# Wrong type of Joint Compound or Tape



## RickyBobby (Nov 19, 2009)

If it were me, I would roll the dice and put on my 3rd coat and see what happens. Are the visible spots of tape on tapered or butt seams? If they are in the tapered seems you may not have enough mud in there. If it is on the butts, then maybe floating out even further may be in order.

If your 3rd coat covers it then wait and see what the future holds. It may crack, it may not. 

Good luck.


----------



## bigwill (May 17, 2011)

These are vertical seams. 1 side is tapered and 1 side is butt. I didnt know it mattered until I started reading today. Wish I had found this forum before I hung the drywall. Do you think I should use a different type/brand mud? Maybe a heavier compound? The one I have is the rapid coat low dust. I thought they were all about the same but guess I should have started with all purpose and paper tape for all joints


----------



## RickyBobby (Nov 19, 2009)

Next time, tapered edges go together as much as possible.

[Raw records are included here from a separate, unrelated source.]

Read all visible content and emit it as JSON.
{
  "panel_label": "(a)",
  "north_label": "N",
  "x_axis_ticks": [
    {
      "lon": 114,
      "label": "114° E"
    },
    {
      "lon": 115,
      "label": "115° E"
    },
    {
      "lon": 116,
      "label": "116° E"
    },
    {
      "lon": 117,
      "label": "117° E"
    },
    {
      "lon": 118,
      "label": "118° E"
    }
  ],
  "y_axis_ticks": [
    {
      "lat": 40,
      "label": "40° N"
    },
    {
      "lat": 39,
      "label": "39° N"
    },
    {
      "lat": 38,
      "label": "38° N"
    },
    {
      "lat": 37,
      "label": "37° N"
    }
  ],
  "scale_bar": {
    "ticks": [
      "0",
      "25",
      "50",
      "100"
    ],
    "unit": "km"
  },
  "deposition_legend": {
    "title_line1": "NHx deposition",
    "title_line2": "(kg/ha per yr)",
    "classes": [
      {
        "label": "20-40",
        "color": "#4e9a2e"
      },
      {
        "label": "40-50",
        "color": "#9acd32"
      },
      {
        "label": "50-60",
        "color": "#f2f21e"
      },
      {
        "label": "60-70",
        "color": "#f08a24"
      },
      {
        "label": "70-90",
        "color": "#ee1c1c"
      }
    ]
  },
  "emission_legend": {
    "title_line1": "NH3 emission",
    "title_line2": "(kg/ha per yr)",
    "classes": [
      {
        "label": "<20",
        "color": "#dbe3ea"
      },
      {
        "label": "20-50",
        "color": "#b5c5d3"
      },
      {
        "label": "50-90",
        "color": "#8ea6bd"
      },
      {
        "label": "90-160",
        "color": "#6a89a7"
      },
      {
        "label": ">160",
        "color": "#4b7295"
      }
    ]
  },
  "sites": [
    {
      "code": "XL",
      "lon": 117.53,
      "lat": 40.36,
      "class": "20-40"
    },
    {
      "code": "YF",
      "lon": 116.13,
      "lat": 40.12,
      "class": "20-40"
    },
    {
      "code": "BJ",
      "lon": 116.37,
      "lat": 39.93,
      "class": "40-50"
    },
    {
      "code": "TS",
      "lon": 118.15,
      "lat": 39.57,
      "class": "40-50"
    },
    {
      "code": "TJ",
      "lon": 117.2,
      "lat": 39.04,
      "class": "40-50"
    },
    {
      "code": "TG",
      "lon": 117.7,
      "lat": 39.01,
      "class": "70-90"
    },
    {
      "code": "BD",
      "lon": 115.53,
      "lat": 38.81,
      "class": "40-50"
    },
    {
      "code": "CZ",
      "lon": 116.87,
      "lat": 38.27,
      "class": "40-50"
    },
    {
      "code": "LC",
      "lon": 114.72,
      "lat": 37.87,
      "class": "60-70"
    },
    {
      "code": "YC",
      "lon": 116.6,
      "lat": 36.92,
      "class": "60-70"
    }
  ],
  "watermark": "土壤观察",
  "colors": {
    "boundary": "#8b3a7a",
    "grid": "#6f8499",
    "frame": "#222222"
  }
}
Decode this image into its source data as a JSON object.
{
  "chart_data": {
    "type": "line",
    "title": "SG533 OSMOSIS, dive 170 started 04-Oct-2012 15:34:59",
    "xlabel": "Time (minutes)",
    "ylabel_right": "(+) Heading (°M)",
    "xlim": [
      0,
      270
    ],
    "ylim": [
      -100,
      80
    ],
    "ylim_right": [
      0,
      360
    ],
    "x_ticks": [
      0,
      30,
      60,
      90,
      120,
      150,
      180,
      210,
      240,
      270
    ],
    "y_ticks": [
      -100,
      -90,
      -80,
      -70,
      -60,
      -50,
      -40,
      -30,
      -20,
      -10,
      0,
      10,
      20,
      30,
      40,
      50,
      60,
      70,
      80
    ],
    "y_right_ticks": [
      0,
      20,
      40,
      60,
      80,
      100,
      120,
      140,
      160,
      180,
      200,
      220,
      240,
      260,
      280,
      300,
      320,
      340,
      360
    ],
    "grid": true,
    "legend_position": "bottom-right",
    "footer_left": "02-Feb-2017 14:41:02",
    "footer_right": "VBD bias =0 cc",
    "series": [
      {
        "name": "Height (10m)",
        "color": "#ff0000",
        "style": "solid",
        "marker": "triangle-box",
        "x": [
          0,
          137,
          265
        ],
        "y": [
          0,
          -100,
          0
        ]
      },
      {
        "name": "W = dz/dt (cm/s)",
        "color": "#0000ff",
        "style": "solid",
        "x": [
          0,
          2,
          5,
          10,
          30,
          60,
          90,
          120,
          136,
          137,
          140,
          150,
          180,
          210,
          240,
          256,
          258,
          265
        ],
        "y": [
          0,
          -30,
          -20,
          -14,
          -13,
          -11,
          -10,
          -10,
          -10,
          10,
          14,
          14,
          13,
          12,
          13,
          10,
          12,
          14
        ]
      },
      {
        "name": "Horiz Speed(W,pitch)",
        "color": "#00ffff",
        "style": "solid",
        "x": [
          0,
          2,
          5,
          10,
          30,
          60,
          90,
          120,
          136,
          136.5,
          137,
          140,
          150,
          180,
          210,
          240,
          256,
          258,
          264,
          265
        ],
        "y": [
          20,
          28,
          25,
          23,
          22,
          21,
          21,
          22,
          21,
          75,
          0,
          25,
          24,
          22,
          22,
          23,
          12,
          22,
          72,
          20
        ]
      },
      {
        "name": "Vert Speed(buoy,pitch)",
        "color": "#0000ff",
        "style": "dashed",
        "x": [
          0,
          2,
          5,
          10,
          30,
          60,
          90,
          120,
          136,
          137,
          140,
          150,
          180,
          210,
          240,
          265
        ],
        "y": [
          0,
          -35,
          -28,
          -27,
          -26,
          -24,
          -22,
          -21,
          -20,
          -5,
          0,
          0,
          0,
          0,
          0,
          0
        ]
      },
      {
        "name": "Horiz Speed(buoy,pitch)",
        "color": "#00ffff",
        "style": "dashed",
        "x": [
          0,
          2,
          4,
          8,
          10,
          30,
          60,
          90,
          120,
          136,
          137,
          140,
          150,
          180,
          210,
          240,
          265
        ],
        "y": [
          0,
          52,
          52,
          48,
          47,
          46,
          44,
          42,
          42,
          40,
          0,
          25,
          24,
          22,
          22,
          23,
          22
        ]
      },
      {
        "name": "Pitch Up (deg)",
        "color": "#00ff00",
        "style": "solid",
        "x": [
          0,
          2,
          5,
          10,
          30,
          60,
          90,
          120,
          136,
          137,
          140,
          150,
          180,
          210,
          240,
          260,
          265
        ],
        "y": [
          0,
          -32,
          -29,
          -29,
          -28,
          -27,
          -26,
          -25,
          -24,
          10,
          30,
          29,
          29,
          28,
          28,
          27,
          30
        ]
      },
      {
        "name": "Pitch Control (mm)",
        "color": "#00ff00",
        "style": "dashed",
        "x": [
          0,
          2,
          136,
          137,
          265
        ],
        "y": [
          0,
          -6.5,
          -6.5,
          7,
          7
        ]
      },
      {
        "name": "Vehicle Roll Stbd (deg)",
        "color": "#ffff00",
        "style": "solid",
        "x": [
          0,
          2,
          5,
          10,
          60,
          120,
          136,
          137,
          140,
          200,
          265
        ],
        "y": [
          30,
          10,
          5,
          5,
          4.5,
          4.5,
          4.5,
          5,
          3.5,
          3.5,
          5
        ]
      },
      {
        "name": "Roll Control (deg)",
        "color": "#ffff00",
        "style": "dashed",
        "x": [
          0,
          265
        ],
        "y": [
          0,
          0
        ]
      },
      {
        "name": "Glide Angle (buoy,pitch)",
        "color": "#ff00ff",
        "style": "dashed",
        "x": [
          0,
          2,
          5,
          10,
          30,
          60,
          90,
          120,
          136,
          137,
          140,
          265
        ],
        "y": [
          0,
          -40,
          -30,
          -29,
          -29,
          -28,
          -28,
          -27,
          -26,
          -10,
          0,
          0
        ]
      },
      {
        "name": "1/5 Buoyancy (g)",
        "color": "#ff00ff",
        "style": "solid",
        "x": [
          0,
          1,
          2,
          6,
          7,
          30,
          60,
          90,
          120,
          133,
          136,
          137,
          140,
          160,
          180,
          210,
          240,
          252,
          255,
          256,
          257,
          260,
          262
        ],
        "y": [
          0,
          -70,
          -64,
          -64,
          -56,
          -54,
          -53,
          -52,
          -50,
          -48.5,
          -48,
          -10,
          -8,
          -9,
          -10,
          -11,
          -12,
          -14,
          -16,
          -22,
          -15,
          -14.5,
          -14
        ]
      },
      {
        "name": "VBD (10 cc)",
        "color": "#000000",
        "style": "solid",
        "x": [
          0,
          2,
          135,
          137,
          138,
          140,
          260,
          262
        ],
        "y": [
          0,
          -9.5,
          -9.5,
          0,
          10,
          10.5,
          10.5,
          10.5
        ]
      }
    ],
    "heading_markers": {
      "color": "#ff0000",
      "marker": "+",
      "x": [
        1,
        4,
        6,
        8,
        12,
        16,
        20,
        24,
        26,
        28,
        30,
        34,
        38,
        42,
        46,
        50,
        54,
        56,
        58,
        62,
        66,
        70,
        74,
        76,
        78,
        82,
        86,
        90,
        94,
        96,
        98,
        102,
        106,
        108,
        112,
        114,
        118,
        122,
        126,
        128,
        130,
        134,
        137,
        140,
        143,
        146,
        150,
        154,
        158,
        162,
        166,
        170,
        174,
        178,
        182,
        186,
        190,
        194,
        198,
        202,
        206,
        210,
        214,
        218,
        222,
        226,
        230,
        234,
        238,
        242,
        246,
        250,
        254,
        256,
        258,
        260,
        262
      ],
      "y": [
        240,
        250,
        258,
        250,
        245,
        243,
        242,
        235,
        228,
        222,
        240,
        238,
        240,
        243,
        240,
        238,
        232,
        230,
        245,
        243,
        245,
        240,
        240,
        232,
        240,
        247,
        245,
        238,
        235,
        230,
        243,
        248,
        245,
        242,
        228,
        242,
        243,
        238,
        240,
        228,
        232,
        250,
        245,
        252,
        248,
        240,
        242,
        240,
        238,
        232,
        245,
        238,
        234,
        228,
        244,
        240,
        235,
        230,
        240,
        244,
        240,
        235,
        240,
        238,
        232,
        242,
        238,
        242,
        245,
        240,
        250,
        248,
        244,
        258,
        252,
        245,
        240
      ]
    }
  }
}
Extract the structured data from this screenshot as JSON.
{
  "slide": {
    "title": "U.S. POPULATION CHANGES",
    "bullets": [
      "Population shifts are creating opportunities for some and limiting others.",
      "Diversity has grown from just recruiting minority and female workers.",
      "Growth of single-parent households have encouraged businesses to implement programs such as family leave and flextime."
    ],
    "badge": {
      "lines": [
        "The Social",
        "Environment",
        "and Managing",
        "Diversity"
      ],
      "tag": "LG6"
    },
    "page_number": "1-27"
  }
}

As for the mud, all purpose (green lid from USG) can be used with paper tape. Mesh tape should be used with "hot mud" (the powder stuff in bags that needs to be mixed with varying dry times).

If you used the lightweight compound, which is a finishing mud, with the initial bed coat, you could definitely run into problems, not only with your mesh but also with your paper corners. It doesn't have the glue type additives that are essential when taping. Again, most of the work is done so you could let it ride and see what happens.

My biggest concern now would be the seams. On the butt side you are definitely going to have to float out moreso than if you had 2 tapered edges, probably almost 2 feet. It is all going to depend on the level of finish you are looking for. 

Hope this helps.


----------



## bigwill (May 17, 2011)

Thanks Ricky. Do you think I should switch mud types of continue with the lightweight stuff? I have to buy more anyway since I am out


----------



## RickyBobby (Nov 19, 2009)

No problem.

At this point I would continue to use the lightweight. It is much easier to work worth and easier to sand.....which there may be a lot of.


----------